Отодвинул дневник, встал перед нею.
Он так вставал перед ней всегда; чтобы глазами до ее глаз дотянуться. Они одного роста, и очень удобно глаза в глаза глядеть.
Жена помотала головой. Щеки затряслись.
– Нет-нет. Ничего. Я просто хочу… тебя… поцеловать.
Взяла его голову руками и прижалась ко лбу сухими, горячими губами. Царь изловил ее летящую руку и напечатлел ответный поцелуй, щекоча ее запястье бородой.
– Солнышко, мне пятьдесят.
– Спасибо Господу за это.
– Мне самому странно. И… страшно.
– Чего тебе страшно, любимый?
– Из нашей фамилии мало кто доживал до пятидесяти.
– Пустое. Ты – дожил. И еще поживешь.
Он опять сел. Тяжело впечатал зад в обитый черной тонкой кожей стул. Кожа была пришпилена к спинке и к сиденью позолоченными медными кнопками.

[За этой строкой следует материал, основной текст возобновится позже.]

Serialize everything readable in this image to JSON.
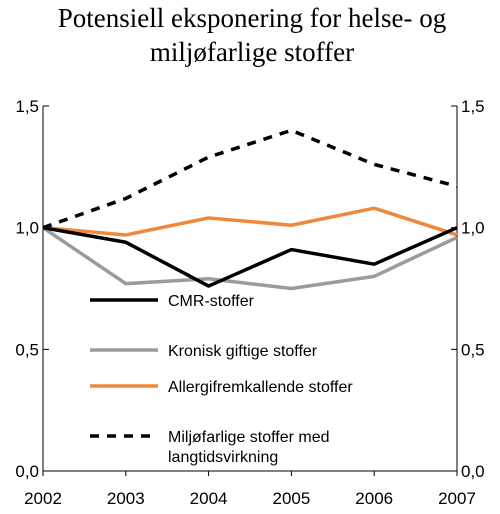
{
  "chart_data": {
    "type": "line",
    "title_lines": [
      "Potensiell eksponering for helse- og",
      "miljøfarlige stoffer"
    ],
    "x": [
      "2002",
      "2003",
      "2004",
      "2005",
      "2006",
      "2007"
    ],
    "ylim": [
      0,
      1.5
    ],
    "y_ticks": [
      "0,0",
      "0,5",
      "1,0",
      "1,5"
    ],
    "y_tick_values": [
      0,
      0.5,
      1.0,
      1.5
    ],
    "grid": false,
    "legend_position": "bottom-left inside plot",
    "series": [
      {
        "name": "CMR-stoffer",
        "values": [
          1.0,
          0.94,
          0.76,
          0.91,
          0.85,
          1.0
        ],
        "color": "#000000",
        "style": "solid"
      },
      {
        "name": "Kronisk giftige stoffer",
        "values": [
          1.0,
          0.77,
          0.79,
          0.75,
          0.8,
          0.96
        ],
        "color": "#9b9b9b",
        "style": "solid"
      },
      {
        "name": "Allergifremkallende stoffer",
        "values": [
          1.0,
          0.97,
          1.04,
          1.01,
          1.08,
          0.97
        ],
        "color": "#f0883a",
        "style": "solid"
      },
      {
        "name_lines": [
          "Miljøfarlige stoffer med",
          "langtidsvirkning"
        ],
        "values": [
          1.0,
          1.12,
          1.29,
          1.4,
          1.26,
          1.17
        ],
        "color": "#000000",
        "style": "dashed"
      }
    ]
  }
}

– А зачем я живу? – Он глядел на нее беспомощно, безумно, взгляд поплыл, ресницы задергались. – Во имя чего я живу?
Аликс смотрела на царя, как на дикого зверя из дальних стран через прутья клетки смотрят дети.
– То есть как это – во имя чего? Наши дочери… и наш Бэби…
– Дети не отвергли меня. Меня растоптала и выкинула за борт моя страна. Моя родина! Вот Пасха прошла. Христа распяли, и Он опять воскрес. В который раз. А я, женушка, я – не воскресну. И ты… не воскреснешь.
Сидя на стуле, обхватил ее за располневшую талию. Спрятал лицо у нее на животе.
– Ники, помни: мучения – это тоже царский венец.
– Терновый…
– Мы все на земле повторяем Христа. Кто-то больше. Кто-то меньше. Но все равно – все. Все равно – Его. Все равно…
Он все сильнее вжимал лицо в ее родной, выносивший пятерых его детей, мягкий, обвислый живот.
– Земля в огне… города горят… камни падают, дома растаскивают по кирпичам, по костям… на костях – пляшут… Брат убивает брата.